Obviously wise, however, and necessary as our present system is, we nevertheless grumble at it. We would have any number of first-class geniuses in art literature and music, and yet have plenty of elbow room for ourselves. Our children too; they cannot show too many signs of genius, but at the same time we blame them if they do not get on in the world and make money as genius next to never does. Like the authoress of the Odyssey we are always wanting to have things both ways; we would have others be forgotten, and yet not be forgotten ourselves; when we have shuffled off this mortal coil, we would fain shuffle on another that shall be at once less coil and less mortal, in the good thoughts of coming generations, but if this desire is so universal as to be called natural, it is one which the best and sanest of us will fight against rather than encourage; such people will do their work as well and cheerfully as they can, and make room for others with as little fuss as possible when they have had their day.

If, however, any man resents the common course of nature and sets himself to looking upon himself and cursing his fate that he was not born to be of the number of them that enter into life eternal even in this world, let him console himself by reflecting that until he is long dead, there is no certain knowing whether he is in life or no, and also that though he prove to be an immortal after all, he cannot escape the treatment which he is the more sure to meet with according as he is the more immortal—let alone the untold misery which his works will inflict upon young people.

If ever a great classic could have been deterred from writing by a knowledge of how posterity would treat her, the writer of the Odyssey should have been so, for never has poem more easy to understand failed more completely of being understood. If she was as lovely as I should like to think her, was ever sleeping beauty hidden behind a more impenetrable hedge of scholasticism? How could it be otherwise? The Odyssey, like the Iliad, has been a school book for nearly 3,000 years, and what more cruel revenge could dullness take on genius? What has the erudition of the last 2,500 years done for the Iliad and the Odyssey but to emend the letter in small things and to obscure the spirit in great ones?

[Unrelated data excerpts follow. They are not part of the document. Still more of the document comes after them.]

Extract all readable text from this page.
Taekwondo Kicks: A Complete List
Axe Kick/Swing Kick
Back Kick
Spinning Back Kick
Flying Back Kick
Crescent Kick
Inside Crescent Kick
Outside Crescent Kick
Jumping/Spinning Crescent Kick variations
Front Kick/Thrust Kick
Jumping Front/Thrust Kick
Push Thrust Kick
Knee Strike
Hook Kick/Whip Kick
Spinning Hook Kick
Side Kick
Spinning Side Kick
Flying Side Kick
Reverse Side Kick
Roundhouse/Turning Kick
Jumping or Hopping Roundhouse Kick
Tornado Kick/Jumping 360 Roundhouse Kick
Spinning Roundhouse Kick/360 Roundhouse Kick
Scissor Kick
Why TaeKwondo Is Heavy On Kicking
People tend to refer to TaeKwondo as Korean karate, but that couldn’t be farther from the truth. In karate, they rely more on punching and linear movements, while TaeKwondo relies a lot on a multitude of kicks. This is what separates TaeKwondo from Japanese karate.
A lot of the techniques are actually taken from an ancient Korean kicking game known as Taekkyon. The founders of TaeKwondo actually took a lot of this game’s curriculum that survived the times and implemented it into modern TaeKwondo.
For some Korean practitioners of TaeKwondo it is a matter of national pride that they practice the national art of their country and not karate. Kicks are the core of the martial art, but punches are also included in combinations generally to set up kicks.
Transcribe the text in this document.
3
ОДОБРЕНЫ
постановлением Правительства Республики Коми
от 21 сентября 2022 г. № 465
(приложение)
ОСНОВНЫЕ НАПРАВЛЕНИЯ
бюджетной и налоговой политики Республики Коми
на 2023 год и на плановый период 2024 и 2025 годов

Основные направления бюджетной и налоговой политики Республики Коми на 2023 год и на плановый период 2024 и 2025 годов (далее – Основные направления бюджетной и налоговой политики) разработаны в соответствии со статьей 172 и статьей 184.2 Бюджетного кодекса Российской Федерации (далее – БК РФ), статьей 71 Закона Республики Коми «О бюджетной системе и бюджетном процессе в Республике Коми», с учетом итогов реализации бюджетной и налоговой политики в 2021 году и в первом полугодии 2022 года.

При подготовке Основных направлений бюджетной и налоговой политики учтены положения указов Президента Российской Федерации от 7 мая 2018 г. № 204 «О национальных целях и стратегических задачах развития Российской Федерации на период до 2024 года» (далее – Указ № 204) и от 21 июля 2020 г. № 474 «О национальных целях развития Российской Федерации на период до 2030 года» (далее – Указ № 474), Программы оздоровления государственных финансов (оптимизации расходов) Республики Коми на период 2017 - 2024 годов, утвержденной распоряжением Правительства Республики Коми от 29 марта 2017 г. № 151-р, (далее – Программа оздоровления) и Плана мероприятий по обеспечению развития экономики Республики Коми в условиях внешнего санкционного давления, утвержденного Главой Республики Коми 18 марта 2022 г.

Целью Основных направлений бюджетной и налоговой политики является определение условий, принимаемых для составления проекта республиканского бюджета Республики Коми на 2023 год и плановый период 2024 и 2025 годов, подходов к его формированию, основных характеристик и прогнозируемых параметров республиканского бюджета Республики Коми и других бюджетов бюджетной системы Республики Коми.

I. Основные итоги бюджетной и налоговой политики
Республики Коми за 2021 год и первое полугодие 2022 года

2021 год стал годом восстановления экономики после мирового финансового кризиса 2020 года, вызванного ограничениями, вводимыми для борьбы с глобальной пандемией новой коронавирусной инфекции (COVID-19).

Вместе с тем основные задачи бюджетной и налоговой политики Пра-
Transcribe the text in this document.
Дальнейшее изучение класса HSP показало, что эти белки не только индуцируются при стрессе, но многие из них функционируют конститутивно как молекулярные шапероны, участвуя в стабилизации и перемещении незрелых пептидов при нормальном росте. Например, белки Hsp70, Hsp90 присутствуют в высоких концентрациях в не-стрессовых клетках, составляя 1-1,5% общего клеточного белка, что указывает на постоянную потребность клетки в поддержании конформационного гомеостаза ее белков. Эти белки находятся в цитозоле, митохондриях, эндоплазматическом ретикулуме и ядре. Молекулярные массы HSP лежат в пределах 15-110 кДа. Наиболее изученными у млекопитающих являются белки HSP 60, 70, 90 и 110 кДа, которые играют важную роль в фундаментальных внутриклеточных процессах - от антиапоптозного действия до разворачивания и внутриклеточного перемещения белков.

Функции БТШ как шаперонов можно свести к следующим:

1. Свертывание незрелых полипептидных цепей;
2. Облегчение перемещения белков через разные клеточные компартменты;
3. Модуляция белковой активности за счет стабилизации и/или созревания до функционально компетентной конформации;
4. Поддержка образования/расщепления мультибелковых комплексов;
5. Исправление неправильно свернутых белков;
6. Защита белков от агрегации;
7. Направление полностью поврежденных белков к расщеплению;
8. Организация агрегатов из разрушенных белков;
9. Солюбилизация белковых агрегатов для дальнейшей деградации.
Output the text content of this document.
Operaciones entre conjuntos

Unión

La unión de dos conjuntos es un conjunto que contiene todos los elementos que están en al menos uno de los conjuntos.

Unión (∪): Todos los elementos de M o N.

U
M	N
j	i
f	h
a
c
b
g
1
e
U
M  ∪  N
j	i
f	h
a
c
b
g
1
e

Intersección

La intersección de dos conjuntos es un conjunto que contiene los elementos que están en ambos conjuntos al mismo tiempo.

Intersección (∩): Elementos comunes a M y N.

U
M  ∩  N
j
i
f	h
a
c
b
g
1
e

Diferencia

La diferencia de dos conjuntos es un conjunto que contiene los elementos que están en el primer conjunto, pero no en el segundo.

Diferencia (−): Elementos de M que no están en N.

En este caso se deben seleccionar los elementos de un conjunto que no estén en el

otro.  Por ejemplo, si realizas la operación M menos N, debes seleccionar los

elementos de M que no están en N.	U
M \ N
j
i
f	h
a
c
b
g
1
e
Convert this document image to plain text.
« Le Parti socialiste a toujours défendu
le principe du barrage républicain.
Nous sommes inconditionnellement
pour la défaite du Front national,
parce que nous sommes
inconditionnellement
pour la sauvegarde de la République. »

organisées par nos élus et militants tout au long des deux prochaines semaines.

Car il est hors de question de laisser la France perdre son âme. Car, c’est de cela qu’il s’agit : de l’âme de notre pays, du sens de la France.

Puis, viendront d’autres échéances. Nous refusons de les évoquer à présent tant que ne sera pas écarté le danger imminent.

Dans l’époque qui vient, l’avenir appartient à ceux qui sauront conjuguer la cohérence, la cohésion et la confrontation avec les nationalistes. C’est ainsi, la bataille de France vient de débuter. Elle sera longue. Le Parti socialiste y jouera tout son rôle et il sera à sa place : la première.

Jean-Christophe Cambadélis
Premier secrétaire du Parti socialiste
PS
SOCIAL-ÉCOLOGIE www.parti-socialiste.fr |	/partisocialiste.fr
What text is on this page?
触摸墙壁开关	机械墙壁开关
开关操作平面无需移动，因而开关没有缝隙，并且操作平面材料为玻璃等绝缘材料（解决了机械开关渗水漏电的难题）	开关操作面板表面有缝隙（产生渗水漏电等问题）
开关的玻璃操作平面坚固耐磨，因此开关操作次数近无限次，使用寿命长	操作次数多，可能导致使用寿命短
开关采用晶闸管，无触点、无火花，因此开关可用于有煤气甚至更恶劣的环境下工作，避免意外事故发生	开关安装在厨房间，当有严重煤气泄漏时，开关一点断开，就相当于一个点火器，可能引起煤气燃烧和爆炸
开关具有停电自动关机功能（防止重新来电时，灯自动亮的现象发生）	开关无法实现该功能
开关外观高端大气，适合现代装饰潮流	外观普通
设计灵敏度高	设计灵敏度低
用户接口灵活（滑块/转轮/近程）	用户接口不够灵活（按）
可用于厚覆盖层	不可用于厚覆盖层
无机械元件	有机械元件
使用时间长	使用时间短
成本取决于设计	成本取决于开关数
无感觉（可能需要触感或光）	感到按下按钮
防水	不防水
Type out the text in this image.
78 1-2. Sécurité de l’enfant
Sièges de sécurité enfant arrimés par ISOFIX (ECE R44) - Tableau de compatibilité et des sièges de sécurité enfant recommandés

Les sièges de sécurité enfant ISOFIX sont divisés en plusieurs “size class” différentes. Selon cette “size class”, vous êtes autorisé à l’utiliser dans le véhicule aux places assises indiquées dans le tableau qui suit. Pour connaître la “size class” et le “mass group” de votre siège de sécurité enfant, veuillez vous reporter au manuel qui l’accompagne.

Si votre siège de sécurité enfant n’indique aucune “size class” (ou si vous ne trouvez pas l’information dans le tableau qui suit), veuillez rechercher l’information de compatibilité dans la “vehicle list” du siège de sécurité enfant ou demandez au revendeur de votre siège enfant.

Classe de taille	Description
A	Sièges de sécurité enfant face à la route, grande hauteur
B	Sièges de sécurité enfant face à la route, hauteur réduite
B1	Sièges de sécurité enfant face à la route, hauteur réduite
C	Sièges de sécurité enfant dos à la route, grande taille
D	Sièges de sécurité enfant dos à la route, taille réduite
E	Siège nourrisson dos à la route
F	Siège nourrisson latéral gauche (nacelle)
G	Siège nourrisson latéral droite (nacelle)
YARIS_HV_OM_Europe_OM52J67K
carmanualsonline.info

There was indeed, as I said in my opening Chapter, a band of scholars a century or two before the birth of Christ who refused to see the Iliad and Odyssey as the work of the same person, but erudition snubbed them and snuffed them out so effectually that for some 2,000 years they were held to have been finally refuted. Can there be any more scathing satire on the value of scholastic criticism? It seems as though Minerva had shed the same darkness over both the poems that she shed over Ulysses, that they might go in and out among eminent Homeric scholars from generation to generation, and none should see them.